4. Asymmetric Cryptography:
- E2EE is explained as a type of asymmetric encryption.
- In asymmetric cryptography, different keys (public and private) are used for encryption and decryption, enhancing data security.
5. Advantages of End-to-End Encryption:
- Data Security: E2EE ensures that even if a server is breached, the data remains secure as only the intended recipients possess the private keys.
- Privacy Protection: Unlike service providers like Google or Microsoft, E2EE prevents third-party access to decryption keys, preserving user privacy.
- Administrative Protection: Admins are not vulnerable points as they lack control over data access, reducing the risk of leverage by bad actors.
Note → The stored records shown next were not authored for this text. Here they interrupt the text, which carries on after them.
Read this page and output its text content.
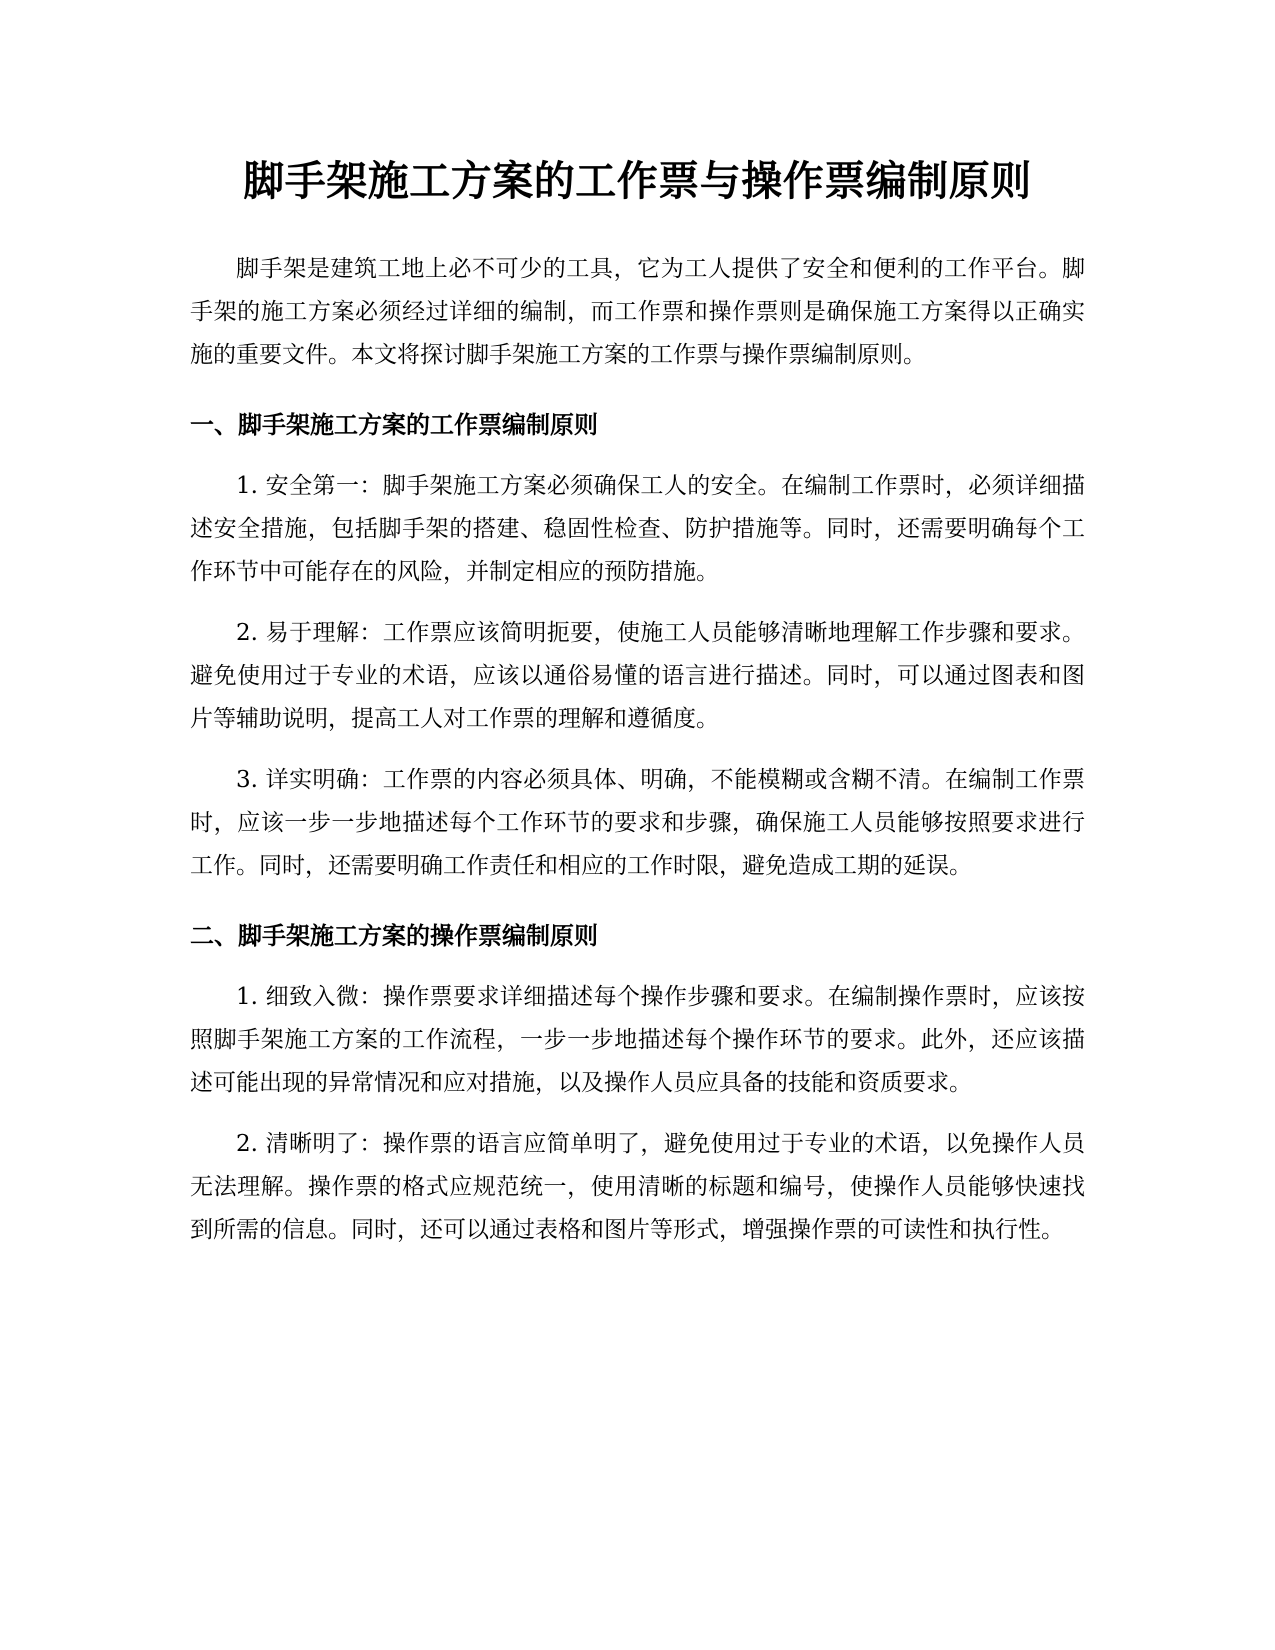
脚手架施工方案的工作票与操作票编制原则

脚手架是建筑工地上必不可少的工具，它为工人提供了安全和便利的工作平台。脚手架的施工方案必须经过详细的编制，而工作票和操作票则是确保施工方案得以正确实施的重要文件。本文将探讨脚手架施工方案的工作票与操作票编制原则。

一、脚手架施工方案的工作票编制原则

1. 安全第一：脚手架施工方案必须确保工人的安全。在编制工作票时，必须详细描述安全措施，包括脚手架的搭建、稳固性检查、防护措施等。同时，还需要明确每个工作环节中可能存在的风险，并制定相应的预防措施。

2. 易于理解：工作票应该简明扼要，使施工人员能够清晰地理解工作步骤和要求。避免使用过于专业的术语，应该以通俗易懂的语言进行描述。同时，可以通过图表和图片等辅助说明，提高工人对工作票的理解和遵循度。

3. 详实明确：工作票的内容必须具体、明确，不能模糊或含糊不清。在编制工作票时，应该一步一步地描述每个工作环节的要求和步骤，确保施工人员能够按照要求进行工作。同时，还需要明确工作责任和相应的工作时限，避免造成工期的延误。

二、脚手架施工方案的操作票编制原则

1. 细致入微：操作票要求详细描述每个操作步骤和要求。在编制操作票时，应该按照脚手架施工方案的工作流程，一步一步地描述每个操作环节的要求。此外，还应该描述可能出现的异常情况和应对措施，以及操作人员应具备的技能和资质要求。

2. 清晰明了：操作票的语言应简单明了，避免使用过于专业的术语，以免操作人员无法理解。操作票的格式应规范统一，使用清晰的标题和编号，使操作人员能够快速找到所需的信息。同时，还可以通过表格和图片等形式，增强操作票的可读性和执行性。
6. National Security Agency (NSA) Recommendations:
- The NSA advocates for the use of end-to-end encryption in collaboration services to reduce the risk exposure of users and make them harder targets for malicious actors.
7. Implementation of End-to-End Encryption:
- Legacy systems like PGP faced challenges in key management for end-to-end encryption.
- PreVeil is presented as a modern solution that maximizes data protection and eases key management for end-to-end encryption, particularly in securing users' email and files.
This breakdown underscores the importance of end-to-end encryption in contemporary cybersecurity practices, particularly in safeguarding sensitive data in critical sectors like the defense industry. The article provides valuable insights into the technology, its advantages, and the need for robust encryption protocols in the face of evolving cybersecurity threats.